While she doesn’t have kids, Bickerstaff says the scholarship recipients have become like her “stepchildren” as she keeps up with their college journey and achievements.
Vaughn, who has daughters in middle and elementary school, says his involvement in the foundation has positively impacted his relationship with his own children. He is sometimes able to pull from some of the experiences that students share as he teaches his daughters about life, and hearing stories from students has allowed him to realize and empathize with the fact that growing up often has major challenges — even if, as an adult, going to school with designated recess every day may sound more appealing than full-time jobs.
“You realize that they carry a lot of the same amount of weight that we do. Their weight just looks a little different,” he says. “It’s made me realize that, with my own daughter, she’s still got a lot of burdens on her. It just looks different than my burdens, so you talk through things more and you show a lot more mercy.”
Of course, like most businesses and organizations, the Realtor Good Works Foundation has had to make adjustments during the COVID-19 pandemic. Its Tacos & Trivia event was canceled in the spring, and fundraising has been a little more challenging and more grassroots oriented, but the organization was still able to award four $5,000 scholarships to upcoming college freshmen. It will also still hold its golf scramble on Monday, Oct. 19.
A few years ago, the foundation opened its scholarship program to former recipients to receive a repeat scholarship, and for all her college years, including this year, University of Tennessee, Knoxville senior Carolanna Gatlin has been one of those recurring recipients.
“It was this scholarship that made me genuinely comfortable going to a big state school,” she says. “It also made me feel like I was doing the right thing by investing in my education, that other people thought that way as well.”

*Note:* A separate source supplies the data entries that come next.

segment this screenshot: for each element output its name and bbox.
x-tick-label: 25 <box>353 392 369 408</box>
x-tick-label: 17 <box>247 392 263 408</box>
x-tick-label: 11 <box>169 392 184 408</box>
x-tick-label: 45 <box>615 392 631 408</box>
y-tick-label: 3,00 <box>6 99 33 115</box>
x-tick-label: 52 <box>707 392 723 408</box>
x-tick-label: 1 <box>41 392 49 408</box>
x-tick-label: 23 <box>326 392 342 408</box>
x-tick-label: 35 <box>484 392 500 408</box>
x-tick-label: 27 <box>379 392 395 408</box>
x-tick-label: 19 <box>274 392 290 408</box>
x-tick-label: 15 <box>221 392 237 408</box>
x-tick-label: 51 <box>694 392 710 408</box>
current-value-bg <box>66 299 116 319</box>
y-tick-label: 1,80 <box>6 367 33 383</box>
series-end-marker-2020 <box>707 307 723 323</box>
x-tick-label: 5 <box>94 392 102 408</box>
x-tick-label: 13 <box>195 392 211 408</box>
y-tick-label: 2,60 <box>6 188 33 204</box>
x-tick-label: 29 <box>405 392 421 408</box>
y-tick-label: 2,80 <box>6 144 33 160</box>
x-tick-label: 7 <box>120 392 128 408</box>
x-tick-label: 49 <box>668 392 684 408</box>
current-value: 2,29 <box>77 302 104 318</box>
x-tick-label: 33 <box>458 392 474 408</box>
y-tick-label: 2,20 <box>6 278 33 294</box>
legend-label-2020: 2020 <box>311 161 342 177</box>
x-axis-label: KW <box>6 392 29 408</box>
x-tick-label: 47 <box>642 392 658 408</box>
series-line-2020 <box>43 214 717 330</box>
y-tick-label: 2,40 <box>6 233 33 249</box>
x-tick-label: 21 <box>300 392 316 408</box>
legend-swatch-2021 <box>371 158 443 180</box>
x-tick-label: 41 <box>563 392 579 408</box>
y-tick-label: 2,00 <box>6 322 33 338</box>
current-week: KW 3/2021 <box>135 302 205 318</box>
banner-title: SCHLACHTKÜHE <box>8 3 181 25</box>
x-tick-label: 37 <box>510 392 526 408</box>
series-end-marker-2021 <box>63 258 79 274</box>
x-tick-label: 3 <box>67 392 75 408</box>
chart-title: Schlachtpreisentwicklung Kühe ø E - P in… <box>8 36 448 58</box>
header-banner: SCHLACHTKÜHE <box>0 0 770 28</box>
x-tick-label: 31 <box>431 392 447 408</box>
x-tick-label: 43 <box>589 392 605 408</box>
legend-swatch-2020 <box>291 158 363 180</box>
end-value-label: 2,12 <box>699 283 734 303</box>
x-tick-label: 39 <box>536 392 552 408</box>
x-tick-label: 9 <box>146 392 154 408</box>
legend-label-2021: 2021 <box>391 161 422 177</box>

Gatlin heard about the Realtor Good Works Foundation through her high school guidance counselor, and when she applied during her senior year at Centennial High School, she shared with the foundation how she aspired to be a first-generation college student in her family. And when she aimed, she shot for the moon. She is on track to graduate with a degree in kinesiology and minor in psychology with her sights set on a doctoral occupational therapy degree.
She has remained in contact with the Realtors at the foundation throughout her college career.
“I made sure that after my freshman year I sent them an email and a thank-you card, just updating them on my progress in school and all the things I was able to do due to their investment,” she says. “You didn’t just give some nameless face some money to go and waste it at school. I took this very seriously, and I went out and I did this and this and this, and I thank you for that.”
She shares that thanks in part to the foundation’s scholarships, she was able to set an example for her younger brother, who will follow her to UT next year while she moves on to a graduate program.
“I can’t wait to come back whenever I have my doctorate and be like, ‘Thank you for seeing that I could get here and helping me get here,’” Gatlin says. “Due to their continual support, I haven’t had to take out student loans for my undergrad, so that’s amazing and set me up to feel very, very comfortable going to grad school.”